Staying with Asia, it is worth highlighting that our Chinese economists have published the first edition of a new monthly publication entitled China Macro in Charts. This report aims to provide a comprehensive set of charts tracking, amongst other things, developments in economic activity, trade, inflation, financial markets and fiscal policy.

The data out of Europe yesterday was broadly positive. The GfK consumer confidence reading from Germany for February improved more than expected (10.2 vs. 10 expected; 9.9 previous). We also saw the advance Q4 GDP reading for the UK which beat expectations at +0.6% QoQ (vs. +0.5% expected; +0.6% Q3), although there were concerns about the unbalanced nature of the growth – services accounted for nearly the entire expansion while production and construction sectors dragged on growth.
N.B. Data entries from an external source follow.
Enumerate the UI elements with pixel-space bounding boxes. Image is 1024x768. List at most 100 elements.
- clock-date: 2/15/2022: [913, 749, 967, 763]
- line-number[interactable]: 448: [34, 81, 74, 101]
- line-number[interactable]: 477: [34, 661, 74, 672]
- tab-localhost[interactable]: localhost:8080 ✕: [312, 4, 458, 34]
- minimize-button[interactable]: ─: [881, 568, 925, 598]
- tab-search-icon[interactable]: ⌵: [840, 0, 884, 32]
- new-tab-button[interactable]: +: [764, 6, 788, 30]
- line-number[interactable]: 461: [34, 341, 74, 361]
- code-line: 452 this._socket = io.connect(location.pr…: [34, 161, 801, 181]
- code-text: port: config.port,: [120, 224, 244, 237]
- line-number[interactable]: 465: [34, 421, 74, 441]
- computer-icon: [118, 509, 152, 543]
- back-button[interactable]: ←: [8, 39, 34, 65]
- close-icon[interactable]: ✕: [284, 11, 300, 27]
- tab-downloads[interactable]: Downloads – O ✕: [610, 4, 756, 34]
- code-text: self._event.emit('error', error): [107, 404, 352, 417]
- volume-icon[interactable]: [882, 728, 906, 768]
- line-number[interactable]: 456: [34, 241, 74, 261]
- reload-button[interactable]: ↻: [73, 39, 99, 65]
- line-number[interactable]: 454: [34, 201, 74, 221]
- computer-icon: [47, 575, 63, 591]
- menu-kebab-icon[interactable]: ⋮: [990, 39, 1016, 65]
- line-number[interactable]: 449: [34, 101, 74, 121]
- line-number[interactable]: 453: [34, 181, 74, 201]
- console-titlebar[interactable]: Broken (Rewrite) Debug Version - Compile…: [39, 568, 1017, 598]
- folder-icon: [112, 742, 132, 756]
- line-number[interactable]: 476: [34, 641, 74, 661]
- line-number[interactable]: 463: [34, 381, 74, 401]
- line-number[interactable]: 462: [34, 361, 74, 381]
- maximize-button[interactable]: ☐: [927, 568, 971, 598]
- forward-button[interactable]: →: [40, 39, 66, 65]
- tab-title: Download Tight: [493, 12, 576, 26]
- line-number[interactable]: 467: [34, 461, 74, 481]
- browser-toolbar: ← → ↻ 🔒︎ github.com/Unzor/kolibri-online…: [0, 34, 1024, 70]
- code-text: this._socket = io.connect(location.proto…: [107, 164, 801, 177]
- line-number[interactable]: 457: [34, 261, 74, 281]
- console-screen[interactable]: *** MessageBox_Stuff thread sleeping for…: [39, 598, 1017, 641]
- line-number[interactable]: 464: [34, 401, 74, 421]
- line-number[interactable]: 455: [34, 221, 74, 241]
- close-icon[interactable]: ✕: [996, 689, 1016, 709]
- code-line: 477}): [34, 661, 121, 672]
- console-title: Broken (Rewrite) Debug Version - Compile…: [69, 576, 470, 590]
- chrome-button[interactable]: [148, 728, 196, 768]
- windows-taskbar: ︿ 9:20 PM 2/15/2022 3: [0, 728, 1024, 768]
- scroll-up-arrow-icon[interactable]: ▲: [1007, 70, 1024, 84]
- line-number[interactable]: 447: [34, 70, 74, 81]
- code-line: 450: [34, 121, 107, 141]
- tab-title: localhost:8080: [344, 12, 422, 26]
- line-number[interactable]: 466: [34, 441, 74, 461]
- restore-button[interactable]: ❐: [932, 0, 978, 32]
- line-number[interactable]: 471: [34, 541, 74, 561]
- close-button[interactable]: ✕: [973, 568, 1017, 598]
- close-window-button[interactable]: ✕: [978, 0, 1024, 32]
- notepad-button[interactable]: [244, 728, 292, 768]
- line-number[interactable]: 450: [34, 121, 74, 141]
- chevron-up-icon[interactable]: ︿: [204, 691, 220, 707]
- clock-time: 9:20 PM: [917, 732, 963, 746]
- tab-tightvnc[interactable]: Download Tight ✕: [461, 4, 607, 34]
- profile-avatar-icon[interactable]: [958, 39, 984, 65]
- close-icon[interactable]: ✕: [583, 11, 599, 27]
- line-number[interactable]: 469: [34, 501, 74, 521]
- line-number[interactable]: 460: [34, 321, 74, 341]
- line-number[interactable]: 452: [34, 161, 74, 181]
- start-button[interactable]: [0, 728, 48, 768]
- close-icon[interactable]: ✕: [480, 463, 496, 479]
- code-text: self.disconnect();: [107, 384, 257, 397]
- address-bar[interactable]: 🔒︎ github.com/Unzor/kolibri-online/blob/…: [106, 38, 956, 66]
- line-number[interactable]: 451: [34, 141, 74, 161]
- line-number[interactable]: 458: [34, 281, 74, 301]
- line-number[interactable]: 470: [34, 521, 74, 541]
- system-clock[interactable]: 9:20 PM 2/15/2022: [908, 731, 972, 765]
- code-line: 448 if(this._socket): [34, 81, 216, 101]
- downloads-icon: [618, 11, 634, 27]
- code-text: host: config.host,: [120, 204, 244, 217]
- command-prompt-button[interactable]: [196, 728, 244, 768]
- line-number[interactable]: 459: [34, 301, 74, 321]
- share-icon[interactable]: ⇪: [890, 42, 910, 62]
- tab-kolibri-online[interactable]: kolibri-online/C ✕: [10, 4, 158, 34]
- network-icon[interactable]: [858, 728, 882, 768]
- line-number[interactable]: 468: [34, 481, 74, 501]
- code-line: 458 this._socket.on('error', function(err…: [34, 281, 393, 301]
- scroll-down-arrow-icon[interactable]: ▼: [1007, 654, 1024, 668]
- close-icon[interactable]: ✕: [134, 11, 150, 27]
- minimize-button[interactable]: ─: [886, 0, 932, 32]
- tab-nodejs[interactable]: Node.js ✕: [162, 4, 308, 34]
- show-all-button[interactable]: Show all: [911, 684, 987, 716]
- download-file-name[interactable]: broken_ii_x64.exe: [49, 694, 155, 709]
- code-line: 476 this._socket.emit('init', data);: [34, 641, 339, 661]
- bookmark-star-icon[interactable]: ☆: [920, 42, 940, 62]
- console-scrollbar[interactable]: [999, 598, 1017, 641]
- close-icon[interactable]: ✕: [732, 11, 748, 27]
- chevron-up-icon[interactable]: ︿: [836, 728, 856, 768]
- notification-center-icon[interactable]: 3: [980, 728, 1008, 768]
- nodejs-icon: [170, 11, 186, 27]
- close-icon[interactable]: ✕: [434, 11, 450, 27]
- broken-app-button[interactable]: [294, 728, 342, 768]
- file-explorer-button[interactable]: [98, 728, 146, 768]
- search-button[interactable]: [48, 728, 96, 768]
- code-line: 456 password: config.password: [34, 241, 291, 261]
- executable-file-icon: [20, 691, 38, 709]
We had a busy day over in the US where we saw a more mixed bag of data. First we saw the advance goods trade balance data for December where the deficit decreased (-$65.0b vs. -$65.3b expected; -$65.3 previous) while preliminary wholesale inventories unexpectedly grew at +1.0% mom in December (vs. +0.1% expected). The Chicago Fed National Activity Index reading for December was also unexpectedly positive (0.14 vs. -0.05 expected) while the conference board leading index came in line with expectations (+0.5%). Flash PMIs for January beat expectations with the services PMI ticking up to 55.1 (vs. 54.4 expected) and thus driving the flash composite up to 55.4 (vs. 54.1 previous). Labour market data was on the weaker side as initial jobless claims rose more than expected to 259k (vs. 247k expected; 237k previous), and new home sales for December disappointed at 536k (vs. 588k expected; 598k previous). The claims number may still have seasonal distortions in after a strong Xmas period.

Taking a look at some of the upcoming data today, in Europe we will see the December M3 money supply numbers (+4.9% YoY expected vs. +4.8% previous) for the Euro area and the January consumer confidence indicator in France (100 expected; vs. 99 previous). Over in the US the advance Q4 GDP print (+2.2% QoQ annualized; +3.5% previous) will be closely watched alongside preliminary data on durable and capital goods orders in December, followed by the final University of Michigan sentiment reading for January (98.1 expected; 98.1 previous). So a fairly busy end to the week alongside the Trump/May meeting.